The total number of adverse reports in VAERS in the Domestic versus Foreign data sets are not equal to begin with. The Domestic data set contains twice as many total reports as the Foreign: N Domestic = 815,539 vs. N Foreign = 428,261. I only analyze COVID-19-associated reports. So considering the fact that most stand alone adverse events that I have checked are about a 1:1-1.3 ratio with regard to each respective data set (D:F), then why is the split in myocarditis 1:5.9? The only other stand alone adverse event that comes close to this that I have found is Creutzfeldt-Jacob Disease coming in second place with a 1:2.8 ratio. The total numbers of myocarditis reports in VAERS for the Domestic and Foreign data sets are N = 5,493 and N = 32,387, respectively.

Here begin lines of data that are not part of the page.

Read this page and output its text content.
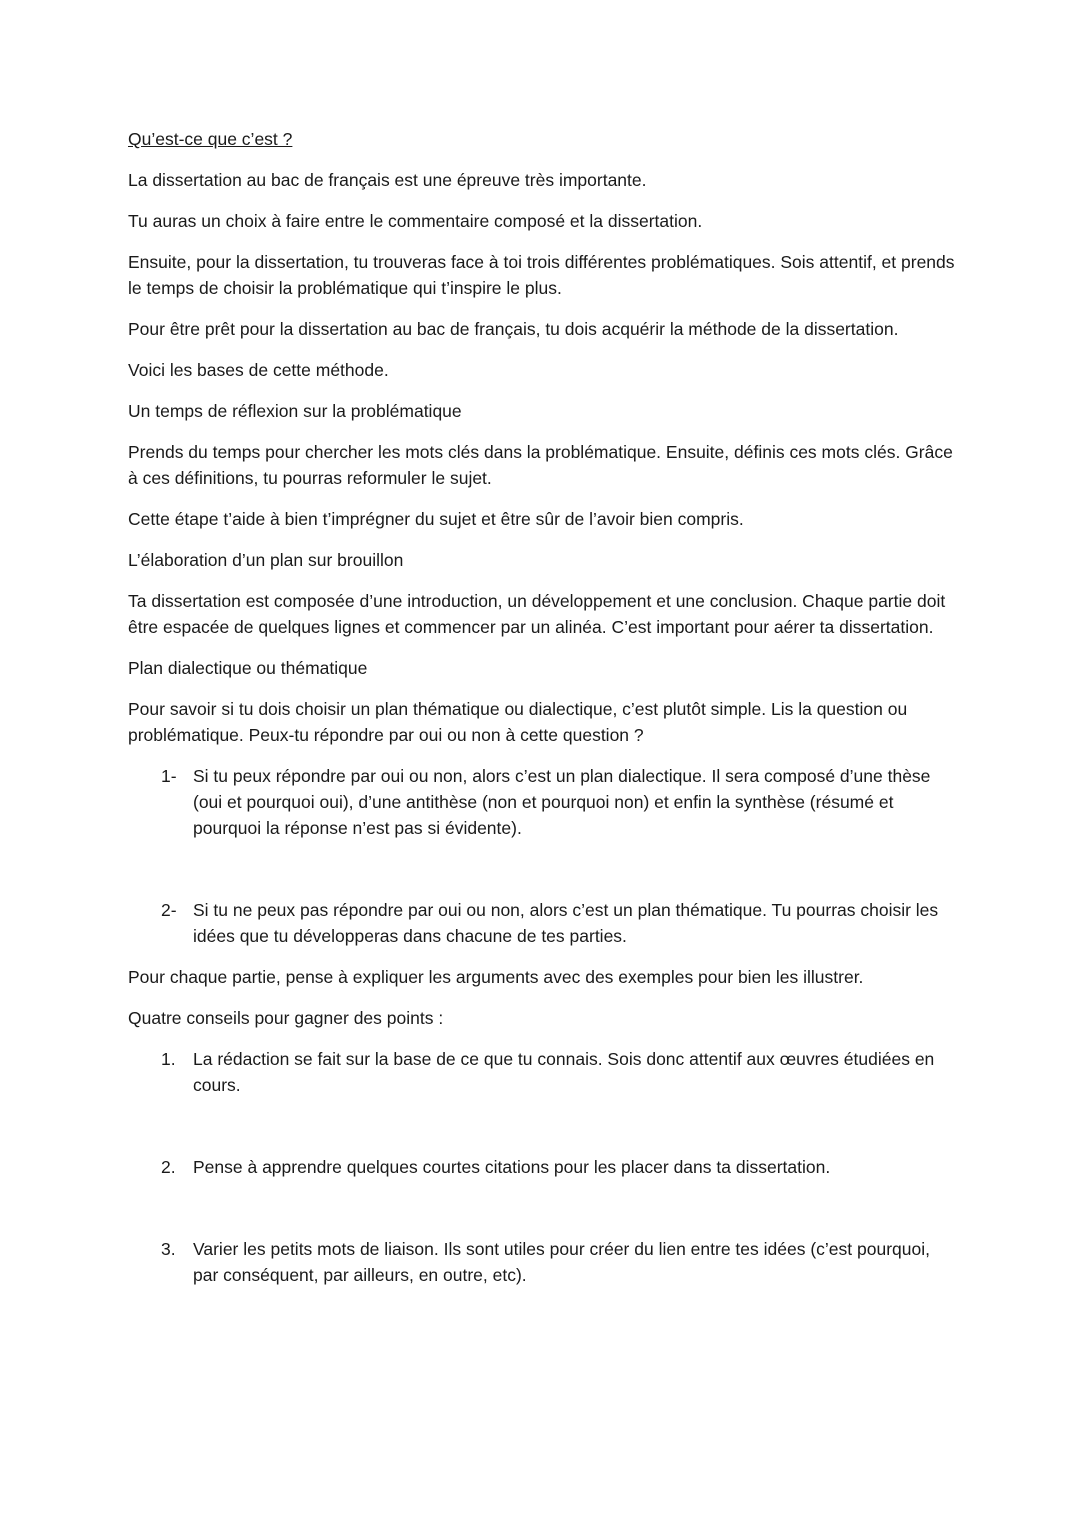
Qu’est-ce que c’est ?

La dissertation au bac de français est une épreuve très importante.

Tu auras un choix à faire entre le commentaire composé et la dissertation.

Ensuite, pour la dissertation, tu trouveras face à toi trois différentes problématiques. Sois attentif, et prends le temps de choisir la problématique qui t’inspire le plus.

Pour être prêt pour la dissertation au bac de français, tu dois acquérir la méthode de la dissertation.

Voici les bases de cette méthode.

Un temps de réflexion sur la problématique

Prends du temps pour chercher les mots clés dans la problématique. Ensuite, définis ces mots clés. Grâce à ces définitions, tu pourras reformuler le sujet.

Cette étape t’aide à bien t’imprégner du sujet et être sûr de l’avoir bien compris.

L’élaboration d’un plan sur brouillon

Ta dissertation est composée d’une introduction, un développement et une conclusion. Chaque partie doit être espacée de quelques lignes et commencer par un alinéa. C’est important pour aérer ta dissertation.

Plan dialectique ou thématique

Pour savoir si tu dois choisir un plan thématique ou dialectique, c’est plutôt simple. Lis la question ou problématique. Peux-tu répondre par oui ou non à cette question ?

1- Si tu peux répondre par oui ou non, alors c’est un plan dialectique. Il sera composé d’une thèse (oui et pourquoi oui), d’une antithèse (non et pourquoi non) et enfin la synthèse (résumé et pourquoi la réponse n’est pas si évidente).
2- Si tu ne peux pas répondre par oui ou non, alors c’est un plan thématique. Tu pourras choisir les idées que tu développeras dans chacune de tes parties.

Pour chaque partie, pense à expliquer les arguments avec des exemples pour bien les illustrer.

Quatre conseils pour gagner des points :

1. La rédaction se fait sur la base de ce que tu connais. Sois donc attentif aux œuvres étudiées en cours.
2. Pense à apprendre quelques courtes citations pour les placer dans ta dissertation.
3. Varier les petits mots de liaison. Ils sont utiles pour créer du lien entre tes idées (c’est pourquoi, par conséquent, par ailleurs, en outre, etc).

The numbers of reports of myocarditis stratified by Dose look like this:
- Dose 1 reports – Domestic: N=1,731; Foreign: N=7,948
- Dose 2 reports – Domestic: N=2,204; Foreign: N=9,358
- Dose 3 reports – Domestic: N=568; Foreign: N=11,618
The reason the Ns don’t add up perfectly to the total Ns is due to missing dose data for each data set: sometimes, the dose data is omitted. But nonetheless, N = 4,503 vs. N = 28,924 is still a 1:6.4 ratio for Domestic vs. Foreign reports.
This article begs another question:
Question: Are particular adverse events being singled out for skewing with regard to Domestic and Foreign data input to hide safety signals?
You be the judge.
This is simply amazing. I just added Dose 4 data.
One more thing: I plotted the total number of reports of myocarditis filed in the Domestic data set in VAERS as per Dose 1, 2 and 3 data normalized to the number of doses administered per dose (People vaccinated, People fully vaccinated and Vaccine booster doses) according to Our World in Data as of July 15, 2022. It looks like this.
It is important to confirm the actuality of the dose response and this does. There are truly more reports of myocarditis associated with Dose 2 for the Domestic data. This confirms that the dose response in younger individuals observed by plotting the absolute number of reports is an accurate portrayal of the dose response.